The jaguars rolled on their backs like house cats. The lions basked in the sun, and the tigers rubbed their furry cheeks against their cage, practically begging you to pet them.
Now, you can.
At Stearns Zoological Rescue & Rehab Center, a zoo north of downtown, guests can bottle feed Nakita, a 14-week-old tiger cub, or hold Mahina, a 15-pound albino baby wallaby (a "joey" if you want to get technical).
The interactions cost a little extra, last about 10 minutes and are highly supervised.
Handlers keep Nakita on a short leash. They watch her closely as little kids try to angle a baby bottle just so into her mouth. The 30-pound cat's claws are kept short, but the zoo staff warns you may get scratched when she wraps her huge paws around your forearm.
Mahina, on the other hand, is more likely to burrow her small pointed head in your neck. Wrap her up in a warm blanket, and she thinks she's in her mother's pouch. If she gets really comfortable, you may get a kiss.
Both creatures have been equally popular with guests, depending on their preferences.
"You can cuddle (Mahina) like a baby," said zoo owner Kathy Stearns. "The tiger is the more exotic, forbidden thing."
The animals are just two of the 170 she keeps in her 22-acre backyard, which also serves as the zoo's grounds. Some of the cougars, tigers and exotic birds are rescues who could not be returned to the wild. Others were adopted from breeders and zoos.
Stearns opened her backyard to the public in 2007 after several years of offering private tours. She had a few reptiles for guests to touch, but Mahina and Nakita are the first mammals in her petting zoo.
Nakita won't stay there for long.
According to Florida law, the tiger cub can have limited interaction with guests until it weighs 40 pounds, said Gary Morse, public information officer for the Florida Fish and Wildlife Conservation Commission.

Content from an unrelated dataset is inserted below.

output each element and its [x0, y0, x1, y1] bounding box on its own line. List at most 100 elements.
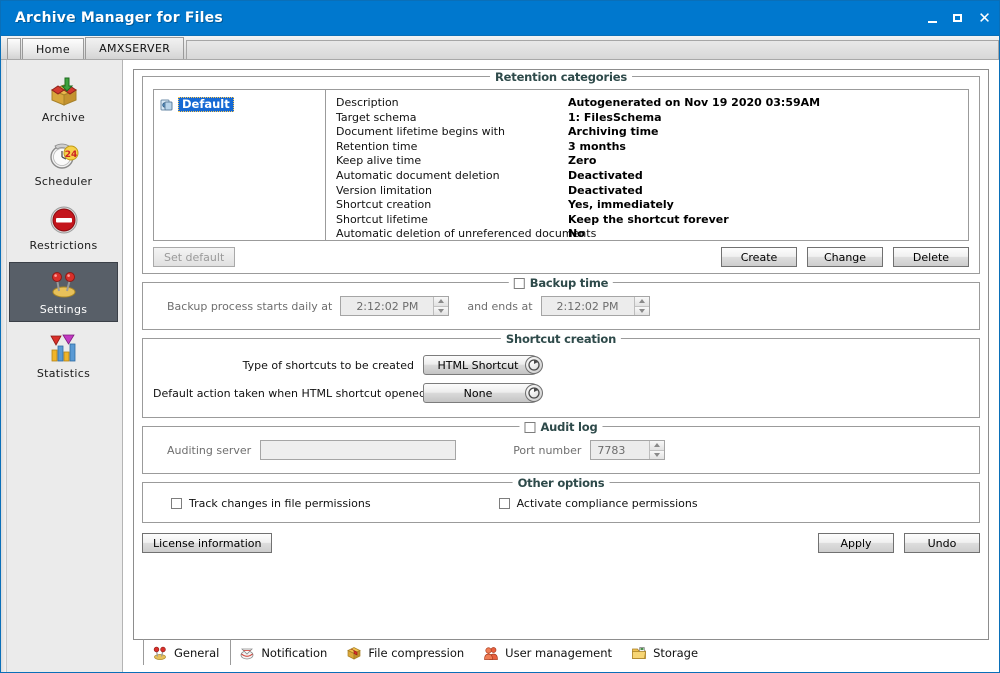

Nakita will hit the weight limit in about a month.
But her interactions with humans over the past few weeks should be a benefit in the years to come. She'll be more equipped to handle the stresses of life in a zoo and will be less likely to bite humans.
"Generally, socialized animals do better in captivity than those that are not," Morse said.
Nakita goes on long walks with her trainers before guests come by. The goal is to wear her out so she's calmer around visitors. But like any young animal, she has tons of energy in reserve.
Earlier this week, Nakita suddenly tensed up while chasing a rubber ball around a kiddy pool. She lowered her striped body in the water and tensed for a strike at keeper April White.
White noticed the stalking tiger and nonchalantly prevented the attack with a firm, "No."
Other commands Nakita had to learn before she could play with the zoo's guests: "down" and "no bite."